There is one question is the quiz that I can’t really justify the answer for. I’d like to know what I’m missing.
The question involves picking options, one of which is: w(superscript)[4](subscript)3 is the row vector of parameters of the fourth layer and third neuron.
I selected this but apparently it’s wrong: it’s a column vector.
Why is this the case? We were taught that in the W matrix each row corresponds a neuron and each column to an input layer.
So wouldn’t it be the case that the third neuron would have a slice of parameters across the columns, i.e. it would be a row vector? (1 x n)

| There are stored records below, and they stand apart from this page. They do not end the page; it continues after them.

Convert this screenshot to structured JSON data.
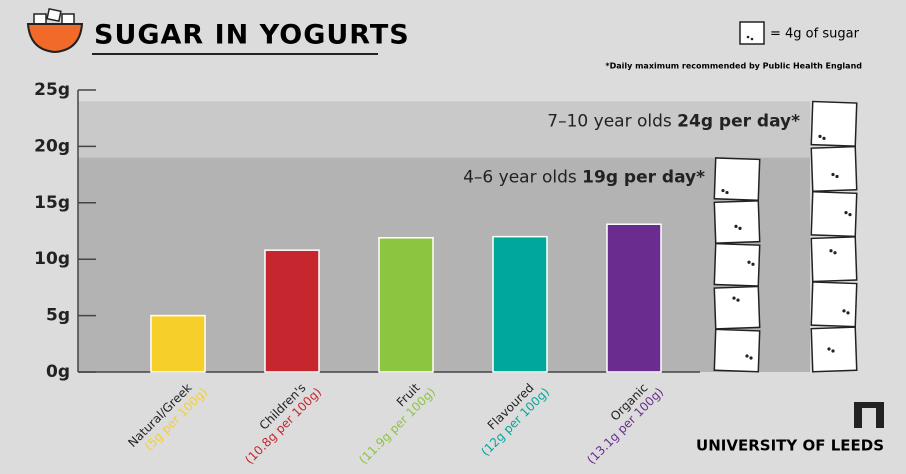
{
  "chart_data": {
    "type": "bar",
    "title": "SUGAR IN YOGURTS",
    "categories": [
      "Natural/Greek",
      "Children's",
      "Fruit",
      "Flavoured",
      "Organic"
    ],
    "category_notes": [
      "(5g per 100g)",
      "(10.8g per 100g)",
      "(11.9g per 100g)",
      "(12g per 100g)",
      "(13.1g per 100g)"
    ],
    "values": [
      5,
      10.8,
      11.9,
      12,
      13.1
    ],
    "colors": [
      "#f7cf2a",
      "#c6262e",
      "#8cc540",
      "#00a89c",
      "#6a2d8f"
    ],
    "ylim": [
      0,
      25
    ],
    "yticks": [
      {
        "value": 0,
        "label": "0g"
      },
      {
        "value": 5,
        "label": "5g"
      },
      {
        "value": 10,
        "label": "10g"
      },
      {
        "value": 15,
        "label": "15g"
      },
      {
        "value": 20,
        "label": "20g"
      },
      {
        "value": 25,
        "label": "25g"
      }
    ],
    "legend": "= 4g of sugar",
    "cube_grams": 4,
    "footnote": "*Daily maximum recommended by Public Health England",
    "thresholds": [
      {
        "group": "7–10 year olds",
        "label": "24g per day*",
        "value": 24,
        "color": "#c9c9c9"
      },
      {
        "group": "4–6 year olds",
        "label": "19g per day*",
        "value": 19,
        "color": "#b3b3b3"
      }
    ]
  },
  "brand": "UNIVERSITY OF LEEDS"
}
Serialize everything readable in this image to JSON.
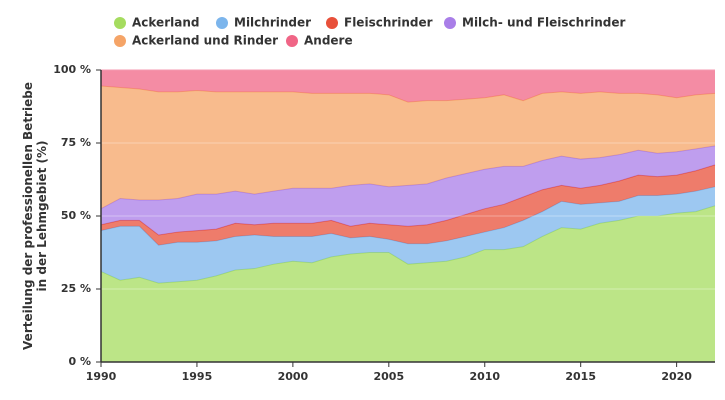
{
  "chart_data": {
    "type": "stacked_area",
    "ylabel": [
      "Verteilung der professionellen Betriebe",
      "in der Lehmgebiet (%)"
    ],
    "x": [
      1990,
      1991,
      1992,
      1993,
      1994,
      1995,
      1996,
      1997,
      1998,
      1999,
      2000,
      2001,
      2002,
      2003,
      2004,
      2005,
      2006,
      2007,
      2008,
      2009,
      2010,
      2011,
      2012,
      2013,
      2014,
      2015,
      2016,
      2017,
      2018,
      2019,
      2020,
      2021,
      2022
    ],
    "xlim": [
      1990,
      2022
    ],
    "xticks": [
      1990,
      1995,
      2000,
      2005,
      2010,
      2015,
      2020
    ],
    "ylim": [
      0,
      100
    ],
    "yticks": [
      {
        "value": 0,
        "label": "0 %"
      },
      {
        "value": 25,
        "label": "25 %"
      },
      {
        "value": 50,
        "label": "50 %"
      },
      {
        "value": 75,
        "label": "75 %"
      },
      {
        "value": 100,
        "label": "100 %"
      }
    ],
    "grid": true,
    "series": [
      {
        "name": "Ackerland",
        "color": "#a5dc5f",
        "values": [
          31,
          28,
          29,
          27,
          27.5,
          28,
          29.5,
          31.5,
          32,
          33.5,
          34.5,
          34,
          36,
          37,
          37.5,
          37.5,
          33.5,
          34,
          34.5,
          36,
          38.5,
          38.5,
          39.5,
          43,
          46,
          45.5,
          47.5,
          48.5,
          50,
          50,
          51,
          51.5,
          53.5
        ]
      },
      {
        "name": "Milchrinder",
        "color": "#7cb5ec",
        "values": [
          14,
          18.5,
          17.5,
          13,
          13.5,
          13,
          12,
          11.5,
          11.5,
          9.5,
          8.5,
          9,
          8,
          5.5,
          5.5,
          4.5,
          7,
          6.5,
          7,
          7,
          6,
          7.5,
          9,
          8.5,
          9,
          8.5,
          7,
          6.5,
          7,
          7,
          6.5,
          7,
          6.5
        ]
      },
      {
        "name": "Fleischrinder",
        "color": "#e8503a",
        "values": [
          2,
          2,
          2,
          3.5,
          3.5,
          4,
          4,
          4.5,
          3.5,
          4.5,
          4.5,
          4.5,
          4.5,
          4,
          4.5,
          5,
          6,
          6.5,
          7,
          7.5,
          8,
          8,
          8,
          7.5,
          5.5,
          5.5,
          6,
          7,
          7,
          6.5,
          6.5,
          7,
          7.5
        ]
      },
      {
        "name": "Milch- und Fleischrinder",
        "color": "#a97ee8",
        "values": [
          5.5,
          7.5,
          7,
          12,
          11.5,
          12.5,
          12,
          11,
          10.5,
          11,
          12,
          12,
          11,
          14,
          13.5,
          13,
          14,
          14,
          14.5,
          14,
          13.5,
          13,
          10.5,
          10,
          10,
          10,
          9.5,
          9,
          8.5,
          8,
          8,
          7.5,
          6.5
        ]
      },
      {
        "name": "Ackerland und Rinder",
        "color": "#f5a467",
        "values": [
          42,
          38,
          38,
          37,
          36.5,
          35.5,
          35,
          34,
          35,
          34,
          33,
          32.5,
          32.5,
          31.5,
          31,
          31.5,
          28.5,
          28.5,
          26.5,
          25.5,
          24.5,
          24.5,
          22.5,
          23,
          22,
          22.5,
          22.5,
          21,
          19.5,
          20,
          18.5,
          18.5,
          18
        ]
      },
      {
        "name": "Andere",
        "color": "#f06586",
        "values": [
          5.5,
          6,
          6.5,
          7.5,
          7.5,
          7,
          7.5,
          7.5,
          7.5,
          7.5,
          7.5,
          8,
          8,
          8,
          8,
          8.5,
          11,
          10.5,
          10.5,
          10,
          9.5,
          8.5,
          10.5,
          8,
          7.5,
          8,
          7.5,
          8,
          8,
          8.5,
          9.5,
          8.5,
          8
        ]
      }
    ]
  }
}
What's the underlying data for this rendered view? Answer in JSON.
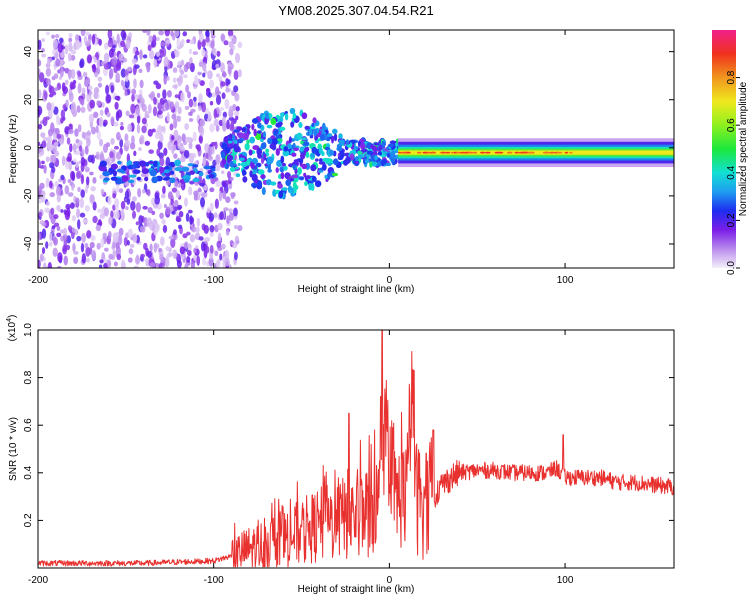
{
  "title": "YM08.2025.307.04.54.R21",
  "chart_data": [
    {
      "type": "heatmap",
      "xlabel": "Height of straight line (km)",
      "ylabel": "Frequency (Hz)",
      "xlim": [
        -200,
        162
      ],
      "ylim": [
        -50,
        49
      ],
      "xticks": [
        -200,
        -100,
        0,
        100
      ],
      "yticks": [
        -40,
        -20,
        0,
        20,
        40
      ],
      "xtick_labels": [
        "-200",
        "-100",
        "0",
        "100"
      ],
      "ytick_labels": [
        "-40",
        "-20",
        "0",
        "20",
        "40"
      ],
      "colorbar": {
        "label": "Normalized spectral amplitude",
        "range": [
          0,
          1
        ],
        "ticks": [
          0.0,
          0.2,
          0.4,
          0.6,
          0.8
        ],
        "tick_labels": [
          "0.0",
          "0.2",
          "0.4",
          "0.6",
          "0.8"
        ]
      },
      "features": [
        {
          "name": "noise region",
          "x_range": [
            -200,
            -85
          ],
          "freq_range": [
            -50,
            49
          ],
          "amplitude": 0.08
        },
        {
          "name": "early trail",
          "x_range": [
            -165,
            -100
          ],
          "freq_center": -10,
          "amplitude": 0.25
        },
        {
          "name": "widening burst",
          "x_range": [
            -95,
            5
          ],
          "freq_center": -2,
          "amplitude": 0.35
        },
        {
          "name": "stable carrier",
          "x_range": [
            5,
            162
          ],
          "freq_center": -2,
          "amplitude": 0.9
        }
      ]
    },
    {
      "type": "line",
      "xlabel": "Height of straight line (km)",
      "ylabel": "SNR (10 * v/v)",
      "scale_label": "(x10",
      "scale_exp": "4",
      "scale_close": ")",
      "xlim": [
        -200,
        162
      ],
      "ylim": [
        0,
        1.0
      ],
      "xticks": [
        -200,
        -100,
        0,
        100
      ],
      "yticks": [
        0.2,
        0.4,
        0.6,
        0.8,
        1.0
      ],
      "xtick_labels": [
        "-200",
        "-100",
        "0",
        "100"
      ],
      "ytick_labels": [
        "0.2",
        "0.4",
        "0.6",
        "0.8",
        "1.0"
      ],
      "line_color": "#e8312f",
      "series": [
        {
          "name": "SNR",
          "x": [
            -200,
            -180,
            -160,
            -140,
            -120,
            -100,
            -90,
            -80,
            -70,
            -60,
            -50,
            -40,
            -30,
            -20,
            -10,
            -5,
            -2,
            0,
            5,
            10,
            13,
            15,
            20,
            25,
            30,
            35,
            40,
            50,
            60,
            70,
            80,
            90,
            95,
            100,
            110,
            120,
            130,
            140,
            150,
            162
          ],
          "y": [
            0.02,
            0.02,
            0.02,
            0.02,
            0.025,
            0.03,
            0.05,
            0.08,
            0.1,
            0.12,
            0.15,
            0.18,
            0.2,
            0.22,
            0.25,
            0.27,
            0.52,
            0.3,
            0.3,
            0.32,
            0.72,
            0.3,
            0.28,
            0.3,
            0.35,
            0.38,
            0.4,
            0.41,
            0.41,
            0.4,
            0.4,
            0.4,
            0.42,
            0.38,
            0.38,
            0.38,
            0.36,
            0.36,
            0.35,
            0.34
          ]
        }
      ],
      "peaks": [
        {
          "x": -23,
          "y": 0.65
        },
        {
          "x": -5,
          "y": 0.72
        },
        {
          "x": -4,
          "y": 1.0
        },
        {
          "x": 14,
          "y": 0.83
        },
        {
          "x": 25,
          "y": 0.58
        },
        {
          "x": 99,
          "y": 0.56
        }
      ]
    }
  ]
}
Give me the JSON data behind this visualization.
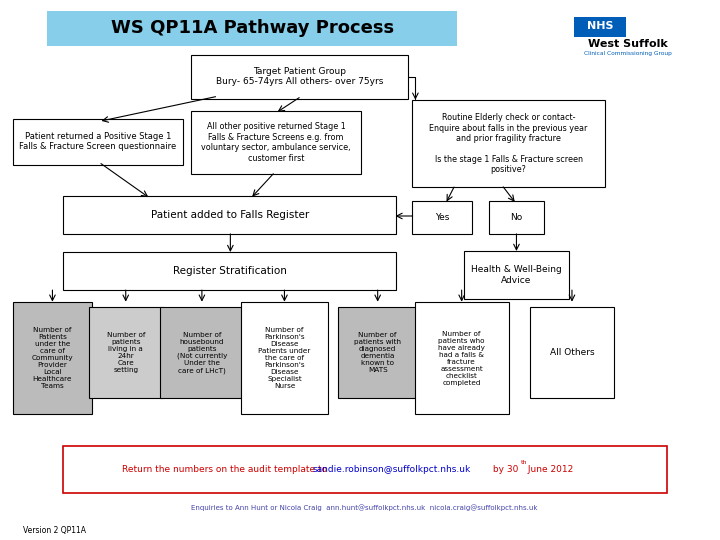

Refer this video again where Prof. Ng explains superscript square bracket number is column vector
A column vector is an nx1 matrix because it always has 1 column and some number of rows.
A row vector is a 1xn matrix, as it has 1 row and some number of columns.
one needs to understand input layer is column vector [4] and if that has number of examples that is represent with ( ) which can be row vector.
So the question where you are asking the superscript is [4 ] represent the input layer which is a column vector.
Hi @Deepti_Prasad. Actually, it seems like the video after that one (“Computing a Neural Network’s Output”) mentions it in more detail. But thanks for linking that - I needed to pay more attention!
It isn’t really explained why this is the convention, but it seems like the rows of W are the transpose of the parameter vectors, which are column vectors. Thus in W, the row belonging to neuron 3 is a row vector, but it is actually the transpose of the original column vector w.
I think the confusion came from the below statement Prof. Ng mentions in the Computing a Neural Network’s output where he mentions
The first step and think of as the left half of this node, it computes z equals w transpose x plus b,
But one needs to understand the option w superscript[4], subscript(3) is explaining neuron which is a column vector where as W(l) is matrix with row equal to transpose of parameter vectors.
If you notice in the same question there is another option about W (one is capital W another small w, and both here different)
Yes that makes sense. So you are saying that WX is actually computed as (W^T)X, which explains why the individual rows of W in the latter case are actually column vectors?